Die erste öffentliche Demonstration für die Rechte von Lesben, Schwulen und Transgendern in Belgrad war trotz der rechtsextremen Krawalle ein großer Erfolg.

Von Volker Beck

Die erste öffentliche Demonstration für die Rechte von Lesben, Schwulen und Transgendern in Belgrad war ein großer Erfolg. Rund 1.000 Menschen haben Mut bewiesen und Gesicht gezeigt - und das angesichts massiver Gegendemonstrationen der Rechts-Nationalen. Ein guter Tag für Serbien!

Ein guter Tag? Kann man von einem Erfolg sprechen, wenn jedem Schwulen und jeder Lesbe zehn Neonazis gegenüber standen? Wenn mehrere hundert Menschen verletzt wurden und über 5000 Polizisten den CSD schützen mussten? Ja - man kann und man muss! Der serbische Rechtsstaat und die serbische Demokratie haben sich bewährt. Statt Verbote auszusprechen, hat sich die Polizei schützend vor die Lesben und Schwulen gestellt - das ist eine neue Qualität. Damit macht Serbien deutlich, dass es eine europäische Demokratie sein möchte!

Kampf um Homo-Rechte wird stellvertretend für Europäisierung geführt


Volker Beck ist Erster Parlamentarischer Geschäftsführer der grünen Bundestagsfraktion (Bild: Angelika Kohlmeier)
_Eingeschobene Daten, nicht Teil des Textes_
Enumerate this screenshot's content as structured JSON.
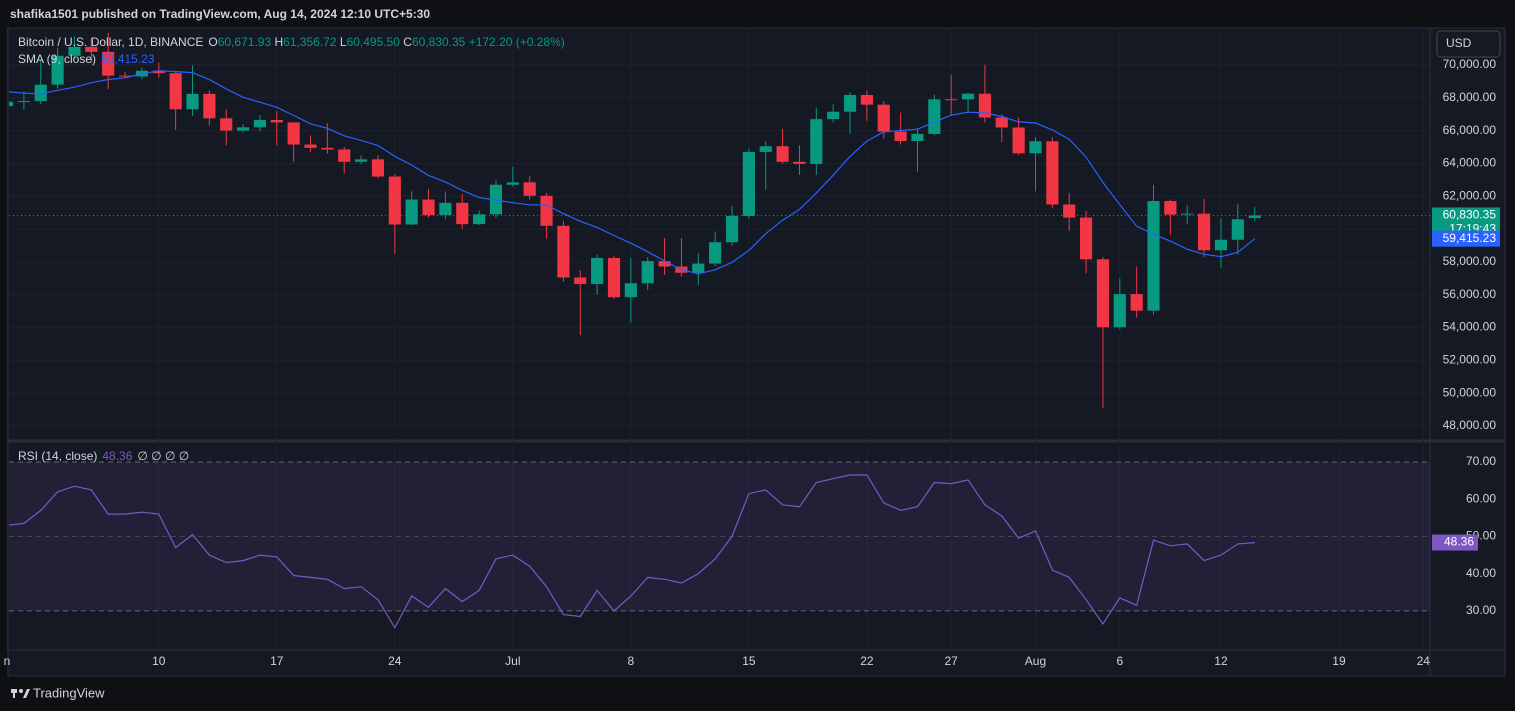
{
  "header": {
    "byline": "shafika1501 published on TradingView.com, Aug 14, 2024 12:10 UTC+5:30",
    "brand": "TradingView"
  },
  "chart_data": [
    {
      "type": "candlestick",
      "title": "Bitcoin / U.S. Dollar, 1D, BINANCE",
      "legend": {
        "open": "O",
        "high": "H",
        "low": "L",
        "close": "C"
      },
      "last_labels": {
        "open": "60,671.93",
        "high": "61,356.72",
        "low": "60,495.50",
        "close": "60,830.35"
      },
      "change": "+172.20 (+0.28%)",
      "countdown": "17:19:43",
      "currency": "USD",
      "up_color": "#089981",
      "down_color": "#f23645",
      "grid": true,
      "categories": [
        "n",
        null,
        null,
        null,
        null,
        null,
        null,
        null,
        null,
        "10",
        null,
        null,
        null,
        null,
        null,
        null,
        "17",
        null,
        null,
        null,
        null,
        null,
        null,
        "24",
        null,
        null,
        null,
        null,
        null,
        null,
        "Jul",
        null,
        null,
        null,
        null,
        null,
        null,
        "8",
        null,
        null,
        null,
        null,
        null,
        null,
        "15",
        null,
        null,
        null,
        null,
        null,
        null,
        "22",
        null,
        null,
        null,
        null,
        "27",
        null,
        null,
        null,
        null,
        "Aug",
        null,
        null,
        null,
        null,
        "6",
        null,
        null,
        null,
        null,
        null,
        "12",
        null,
        null,
        null,
        null,
        null,
        null,
        "19",
        null,
        null,
        null,
        null,
        "24"
      ],
      "ohlc": [
        [
          67490,
          67860,
          67440,
          67760
        ],
        [
          67760,
          68400,
          67260,
          67800
        ],
        [
          67800,
          70280,
          67600,
          68800
        ],
        [
          68800,
          71060,
          68560,
          70560
        ],
        [
          70560,
          71740,
          70400,
          71100
        ],
        [
          71100,
          71620,
          70120,
          70800
        ],
        [
          70800,
          71950,
          68520,
          69350
        ],
        [
          69350,
          69590,
          69210,
          69300
        ],
        [
          69300,
          69850,
          69130,
          69650
        ],
        [
          69650,
          70150,
          69230,
          69500
        ],
        [
          69500,
          69560,
          66050,
          67300
        ],
        [
          67300,
          69990,
          66900,
          68240
        ],
        [
          68240,
          68450,
          66300,
          66750
        ],
        [
          66750,
          67300,
          65100,
          66000
        ],
        [
          66000,
          66400,
          65900,
          66200
        ],
        [
          66200,
          66950,
          65950,
          66650
        ],
        [
          66650,
          67200,
          65100,
          66500
        ],
        [
          66500,
          66500,
          64100,
          65150
        ],
        [
          65150,
          65700,
          64700,
          64950
        ],
        [
          64950,
          66450,
          64600,
          64850
        ],
        [
          64850,
          65000,
          63400,
          64100
        ],
        [
          64100,
          64500,
          63950,
          64250
        ],
        [
          64250,
          64500,
          63100,
          63200
        ],
        [
          63200,
          63350,
          58500,
          60280
        ],
        [
          60280,
          62300,
          60250,
          61800
        ],
        [
          61800,
          62450,
          60700,
          60850
        ],
        [
          60850,
          62300,
          60600,
          61600
        ],
        [
          61600,
          62150,
          60000,
          60300
        ],
        [
          60300,
          61150,
          60250,
          60900
        ],
        [
          60900,
          63000,
          60700,
          62700
        ],
        [
          62700,
          63800,
          62600,
          62850
        ],
        [
          62850,
          63250,
          61800,
          62030
        ],
        [
          62030,
          62200,
          59400,
          60200
        ],
        [
          60200,
          60500,
          56800,
          57050
        ],
        [
          57050,
          57500,
          53550,
          56650
        ],
        [
          56650,
          58450,
          56000,
          58240
        ],
        [
          58240,
          58350,
          55750,
          55850
        ],
        [
          55850,
          58250,
          54300,
          56700
        ],
        [
          56700,
          58300,
          56300,
          58050
        ],
        [
          58050,
          59450,
          57200,
          57720
        ],
        [
          57720,
          59450,
          57100,
          57340
        ],
        [
          57340,
          58550,
          56600,
          57900
        ],
        [
          57900,
          59850,
          57750,
          59200
        ],
        [
          59200,
          61400,
          59000,
          60800
        ],
        [
          60800,
          64900,
          60650,
          64700
        ],
        [
          64700,
          65350,
          62400,
          65050
        ],
        [
          65050,
          66100,
          64000,
          64100
        ],
        [
          64100,
          65100,
          63300,
          63970
        ],
        [
          63970,
          67400,
          63300,
          66700
        ],
        [
          66700,
          67600,
          66500,
          67150
        ],
        [
          67150,
          68350,
          65800,
          68170
        ],
        [
          68170,
          68450,
          66600,
          67580
        ],
        [
          67580,
          67800,
          65500,
          65940
        ],
        [
          65940,
          67100,
          65150,
          65370
        ],
        [
          65370,
          66150,
          63500,
          65800
        ],
        [
          65800,
          68200,
          65700,
          67910
        ],
        [
          67910,
          69400,
          66900,
          67900
        ],
        [
          67900,
          68300,
          67100,
          68250
        ],
        [
          68250,
          70000,
          66500,
          66800
        ],
        [
          66800,
          67000,
          65300,
          66190
        ],
        [
          66190,
          66800,
          64500,
          64620
        ],
        [
          64620,
          65600,
          62300,
          65350
        ],
        [
          65350,
          65600,
          61300,
          61500
        ],
        [
          61500,
          62200,
          59900,
          60700
        ],
        [
          60700,
          61100,
          57300,
          58160
        ],
        [
          58160,
          58300,
          49100,
          54020
        ],
        [
          54020,
          57000,
          53900,
          56040
        ],
        [
          56040,
          57700,
          54600,
          55030
        ],
        [
          55030,
          62700,
          54800,
          61710
        ],
        [
          61710,
          61800,
          59650,
          60880
        ],
        [
          60880,
          61450,
          60300,
          60940
        ],
        [
          60940,
          61850,
          58300,
          58710
        ],
        [
          58710,
          60650,
          57650,
          59350
        ],
        [
          59350,
          61550,
          58450,
          60600
        ],
        [
          60671.93,
          61356.72,
          60495.5,
          60830.35
        ],
        null,
        null,
        null,
        null,
        null,
        null,
        null,
        null,
        null,
        null
      ],
      "series": [
        {
          "name": "SMA (9, close)",
          "color": "#2962ff",
          "last_label": "59,415.23",
          "values": [
            68362,
            68284,
            68229,
            68458,
            68647,
            68919,
            69113,
            69219,
            69458,
            69651,
            69596,
            69533,
            69110,
            68543,
            68032,
            67732,
            67421,
            66921,
            66416,
            66143,
            65683,
            65406,
            65094,
            64437,
            63898,
            63270,
            62876,
            62359,
            61920,
            61764,
            61609,
            61479,
            61470,
            60942,
            60476,
            60102,
            59608,
            59141,
            58624,
            58054,
            57533,
            57278,
            57517,
            57978,
            58696,
            59718,
            60540,
            61198,
            62196,
            63286,
            64427,
            65358,
            65929,
            66003,
            66087,
            66510,
            66947,
            67119,
            67080,
            66860,
            66531,
            66466,
            66036,
            65469,
            64386,
            62843,
            61487,
            60179,
            59681,
            59266,
            58776,
            58466,
            58316,
            58587,
            59415.23,
            null,
            null,
            null,
            null,
            null,
            null,
            null,
            null,
            null,
            null
          ]
        }
      ],
      "ylim": [
        47150,
        72130
      ],
      "yticks": [
        {
          "value": 48000,
          "label": "48,000.00"
        },
        {
          "value": 50000,
          "label": "50,000.00"
        },
        {
          "value": 52000,
          "label": "52,000.00"
        },
        {
          "value": 54000,
          "label": "54,000.00"
        },
        {
          "value": 56000,
          "label": "56,000.00"
        },
        {
          "value": 58000,
          "label": "58,000.00"
        },
        {
          "value": 60000,
          "label": "60,000.00"
        },
        {
          "value": 62000,
          "label": "62,000.00"
        },
        {
          "value": 64000,
          "label": "64,000.00"
        },
        {
          "value": 66000,
          "label": "66,000.00"
        },
        {
          "value": 68000,
          "label": "68,000.00"
        },
        {
          "value": 70000,
          "label": "70,000.00"
        }
      ]
    },
    {
      "type": "line",
      "legend_extra": "∅ ∅ ∅ ∅",
      "levels": [
        70,
        50,
        30
      ],
      "band_color": "#7e57c2",
      "series": [
        {
          "name": "RSI (14, close)",
          "color": "#7e57c2",
          "last_label": "48.36",
          "values": [
            53,
            53.5,
            57,
            62,
            63.5,
            62.5,
            56,
            56,
            56.5,
            56,
            47,
            50.5,
            45,
            43,
            43.5,
            45,
            44.5,
            39.5,
            39,
            38.5,
            36,
            36.5,
            33,
            25.5,
            34,
            31,
            36,
            32.5,
            35.5,
            44,
            45,
            42,
            36.5,
            29,
            28.5,
            35.5,
            30,
            34,
            39,
            38.5,
            37.5,
            40,
            44,
            50,
            61.5,
            62.5,
            58.5,
            58,
            64.5,
            65.5,
            66.5,
            66.5,
            59,
            57,
            58,
            64.5,
            64.2,
            65.2,
            58.5,
            55.5,
            49.5,
            51.5,
            41,
            39,
            33,
            26.5,
            33.5,
            31.5,
            49,
            47.5,
            48,
            43.5,
            45,
            48,
            48.36,
            null,
            null,
            null,
            null,
            null,
            null,
            null,
            null,
            null,
            null
          ]
        }
      ],
      "ylim": [
        19.5,
        75.1
      ],
      "yticks": [
        {
          "value": 30,
          "label": "30.00"
        },
        {
          "value": 40,
          "label": "40.00"
        },
        {
          "value": 50,
          "label": "50.00"
        },
        {
          "value": 60,
          "label": "60.00"
        },
        {
          "value": 70,
          "label": "70.00"
        }
      ]
    }
  ]
}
Zwanzig Jahre nach dem Ende der kommunistischen Diktaturen tut sich was im Näheren Osten. In vielen ost-europäischen Metropolen fanden in diesem Jahr erstmalig öffentliche Demonstrationen für die Rechte von Lesben, Schwulen und Transgendern statt. Für manchen Beobachter aus dem Westen stellt sich ein Déjà-vu ein: Ost-Europa erlebt in diesen Monaten eine nachholende Entwicklung. In New York, San Francisco, Berlin oder Madrid stellten sich in den siebziger und achtziger Jahren mutige Menschen gegen eine homophobe und zum Teil staatlich-repressive Gesellschaft. Gerade dreißig Jahre sind vergangen - und in vielen dieser Städte ist offen gelebte Homosexualität eine Selbstverständlichkeit.

In den Metropolen Ost-Europas - Vilnius, Belgrad, Bratislava, Minsk (!), Moskau, St. Petersburg, Warschau - wiederholt sich Geschichte jetzt im Zeitraffer. Die polnische Hauptstadt ist dabei das Vorbild für viele der OrganisatorInnen der GayPride-Märsche: In den Jahren 2004 und 2005 wurde die Gleichheitsparade vom damaligen Bürgermeister verboten. Das polnische Verfassungsgericht und der Europäische Gerichtshof für Menschenrechte haben diese Verbote als rechtswidrig aufgehoben. In den folgenden Jahren folgten dann immer mehr Menschen den Aufrufen der OrganisatorInnen und in diesem Jahr konnten über 10.000 Menschen friedlich und fast ungestört von Rechtsradikalen den Euro-Pride in Warschau feiern. Unterstützung finden die Schwulen, Lesben und Transgender dabei vor allem in der links-alternativen und pro-europäischen Szene Warschaus. Und auch dies ist allen ost-europäischen Bewegungen gemeinsam: Der Kampf um die Rechte von Homosexuellen wird stellvertretend für generelle Toleranz und Europäisierung der ost-europäischen Staaten geführt.

Sichtbarkeit provoziert - auch Widerstand


Trotz der Krawalle von Neonazis: Die Polizei hat sich schützend vor die Lesben und Schwulen gestellt (Bild: Twitter)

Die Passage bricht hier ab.